Shakespeare's Globe (Producer) Founded by the pioneering American actor and director Sam Wanamaker, Shakespeare's Globe is a vibrant organization and reconstructed open-air theatre on the bank of the River Thames dedicated to the exploration of Shakespearean, Elizabethan, Jacobean, and contemporary theatre. Through an ambitious and lively theatre season, a dynamic and varied education program and a rich and interesting exhibition, the Globe has become a significant part of the national and international theatre landscape. Under the Globe's prior artistic directors, Mark Rylance and Dominic Dromgoole, and current artistic director Emma Rice, the theatre has worked its way through Shakespeare's canon, providing a huge wealth of insight into each play when it is produced afresh within the architecture for which Shakespeare originally wrote. Emma Rice is stepping down in Spring 2018, when Michelle Terry will become the Globe's artistic director. Neil Constable has been Chief Executive of Shakespeare's Globe since 2010. The Globe has always been internationally driven, having been built by an American; welcoming international audiences into its oak embrace throughout its life and taking its work back out into the world including many theatre tours and workshops in the US. In 2014, Shakespeare's Globe presented its newly constructed Sam Wanamaker Playhouse - an archetype of a Jacobean indoor theatre, completely unique amongst London venues and enabling Shakespeare's Globe to present theatre productions all year round. In 2016, the Globe celebrated the 400th anniversary of Shakespeare's death, welcoming President Barack Obama, and seeing the return of the two-year world tour of Hamlet, during which the company travelled over 300,000 km, playing 293 performances at 202 venues in 197 countries, covering almost every country on earth. The Globe also created The Complete Walk, a series of short films, featuring scenes from every one of Shakespeare's plays. The series, which was screened for free along the bank of the Thames, featured some of the UK's finest actors and included footage shot in the real locations of the plays, from Athens to the Ardennes, Vienna to Verona, Towton to the Tower of London.

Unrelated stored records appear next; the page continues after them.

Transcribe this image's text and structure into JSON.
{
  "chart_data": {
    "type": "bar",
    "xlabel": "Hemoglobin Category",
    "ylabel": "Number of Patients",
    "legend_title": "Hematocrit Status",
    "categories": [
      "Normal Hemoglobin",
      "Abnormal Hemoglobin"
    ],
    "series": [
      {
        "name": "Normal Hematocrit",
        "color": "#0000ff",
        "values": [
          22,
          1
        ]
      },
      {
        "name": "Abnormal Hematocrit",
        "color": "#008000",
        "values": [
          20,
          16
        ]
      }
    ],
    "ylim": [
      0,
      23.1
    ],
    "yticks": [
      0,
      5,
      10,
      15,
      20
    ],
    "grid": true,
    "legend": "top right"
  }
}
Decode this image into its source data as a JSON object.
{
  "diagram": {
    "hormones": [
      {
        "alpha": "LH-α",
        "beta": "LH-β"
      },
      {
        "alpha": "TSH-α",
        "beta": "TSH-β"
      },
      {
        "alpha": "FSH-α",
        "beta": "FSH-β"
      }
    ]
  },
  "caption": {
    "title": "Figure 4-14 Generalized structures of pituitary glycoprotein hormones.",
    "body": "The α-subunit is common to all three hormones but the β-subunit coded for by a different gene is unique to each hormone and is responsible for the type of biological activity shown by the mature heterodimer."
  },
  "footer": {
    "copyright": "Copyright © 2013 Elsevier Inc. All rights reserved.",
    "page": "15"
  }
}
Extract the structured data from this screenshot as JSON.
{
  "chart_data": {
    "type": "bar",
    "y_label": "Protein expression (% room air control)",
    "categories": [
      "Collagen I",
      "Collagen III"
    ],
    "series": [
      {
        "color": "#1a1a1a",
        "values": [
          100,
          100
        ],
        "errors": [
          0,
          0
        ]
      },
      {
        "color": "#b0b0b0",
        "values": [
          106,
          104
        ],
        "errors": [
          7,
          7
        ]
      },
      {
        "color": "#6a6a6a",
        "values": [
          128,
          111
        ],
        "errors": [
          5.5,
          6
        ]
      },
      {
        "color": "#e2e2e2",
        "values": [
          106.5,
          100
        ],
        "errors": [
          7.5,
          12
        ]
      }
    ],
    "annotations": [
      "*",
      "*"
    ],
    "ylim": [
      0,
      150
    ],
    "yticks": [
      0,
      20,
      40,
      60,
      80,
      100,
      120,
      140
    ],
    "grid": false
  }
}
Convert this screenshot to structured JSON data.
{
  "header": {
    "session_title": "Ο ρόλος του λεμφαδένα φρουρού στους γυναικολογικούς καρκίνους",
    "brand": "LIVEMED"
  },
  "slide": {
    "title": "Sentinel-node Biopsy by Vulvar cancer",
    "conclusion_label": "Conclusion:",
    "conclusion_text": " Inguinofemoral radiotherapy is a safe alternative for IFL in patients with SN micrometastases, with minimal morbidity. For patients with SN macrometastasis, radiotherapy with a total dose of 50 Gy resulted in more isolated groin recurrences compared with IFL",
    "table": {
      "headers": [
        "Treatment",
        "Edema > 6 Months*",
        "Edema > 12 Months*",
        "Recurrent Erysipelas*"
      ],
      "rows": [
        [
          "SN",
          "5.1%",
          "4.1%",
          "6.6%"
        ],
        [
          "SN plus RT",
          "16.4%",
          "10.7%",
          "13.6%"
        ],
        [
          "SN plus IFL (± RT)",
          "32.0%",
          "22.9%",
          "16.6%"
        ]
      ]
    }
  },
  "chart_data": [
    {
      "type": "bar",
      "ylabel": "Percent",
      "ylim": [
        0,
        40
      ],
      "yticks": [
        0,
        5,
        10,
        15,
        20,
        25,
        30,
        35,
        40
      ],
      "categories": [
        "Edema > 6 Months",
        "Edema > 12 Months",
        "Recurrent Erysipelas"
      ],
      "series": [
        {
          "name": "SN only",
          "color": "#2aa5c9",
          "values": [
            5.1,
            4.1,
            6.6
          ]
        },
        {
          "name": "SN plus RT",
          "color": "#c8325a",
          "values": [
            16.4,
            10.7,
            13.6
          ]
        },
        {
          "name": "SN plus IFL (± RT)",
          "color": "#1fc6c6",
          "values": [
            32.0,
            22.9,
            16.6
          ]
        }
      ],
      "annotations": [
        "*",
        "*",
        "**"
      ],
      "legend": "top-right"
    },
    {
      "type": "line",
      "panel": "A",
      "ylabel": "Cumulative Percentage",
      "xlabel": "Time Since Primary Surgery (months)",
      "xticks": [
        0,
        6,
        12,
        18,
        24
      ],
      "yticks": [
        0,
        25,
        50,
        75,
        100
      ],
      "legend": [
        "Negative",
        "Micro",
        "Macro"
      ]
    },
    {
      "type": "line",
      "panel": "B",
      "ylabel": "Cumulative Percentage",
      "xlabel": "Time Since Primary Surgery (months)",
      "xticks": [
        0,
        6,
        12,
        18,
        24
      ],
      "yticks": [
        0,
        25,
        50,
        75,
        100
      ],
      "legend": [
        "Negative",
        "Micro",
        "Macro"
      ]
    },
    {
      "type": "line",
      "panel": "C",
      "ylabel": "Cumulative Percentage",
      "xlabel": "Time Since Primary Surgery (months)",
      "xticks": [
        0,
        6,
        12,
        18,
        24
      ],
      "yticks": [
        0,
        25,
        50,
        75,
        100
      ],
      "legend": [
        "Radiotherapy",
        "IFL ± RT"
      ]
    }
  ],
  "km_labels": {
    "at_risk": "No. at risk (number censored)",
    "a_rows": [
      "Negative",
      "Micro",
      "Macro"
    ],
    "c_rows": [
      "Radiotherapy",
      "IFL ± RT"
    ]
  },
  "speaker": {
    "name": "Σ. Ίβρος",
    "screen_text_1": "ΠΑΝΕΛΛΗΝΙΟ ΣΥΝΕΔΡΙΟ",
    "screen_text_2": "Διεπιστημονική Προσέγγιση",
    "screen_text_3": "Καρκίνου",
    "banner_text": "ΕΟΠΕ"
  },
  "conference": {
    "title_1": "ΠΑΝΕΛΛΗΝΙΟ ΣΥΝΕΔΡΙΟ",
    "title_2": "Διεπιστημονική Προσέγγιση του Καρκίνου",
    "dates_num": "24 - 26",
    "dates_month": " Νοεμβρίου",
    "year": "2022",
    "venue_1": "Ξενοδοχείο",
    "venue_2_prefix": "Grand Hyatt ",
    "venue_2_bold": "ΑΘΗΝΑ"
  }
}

Paula Marie Black (Producer) is a Tony Award, Olivier Award and Helpmann Award-winning producer who dedicates her efforts in theatre to women directors, playwrights and all those without a voice. Currently running on Broadway: Lead Producer, The Great Comet. Past productions: Fun Home (Tony Award for Best Musical), Hedwig and the Angry Inch (Tony Award for Best Revival of a Musical), Eclipsed, On The Town, Of Mice and Men, Twelfth Night/Richard III, Romeo and Juliet, The Trip to Bountiful, Hands on a Hardbody. West End: Nice Fish, Dead Funny, Nell Gwynn (Olivier Award for Best Comedy), The Scottsboro Boys (London Evening Standard/Critics Circle Award for Best New Musical), and Made in Dagenham, devoted to "equal pay for equal work" for all the women in the UK and around the world. Tours: Matilda (Australia), Hedwig and the Angry Inch (USA), and Nell Gwynn ?(?UK?)?. Paula is a longtime supporter of the La Jolla Playhouse in California and proudly established Paula Marie Black Women's Voices in the Art of Theatre, an endowment in perpetuity benefiting women as directors, playwrights and book (of a musical) writers.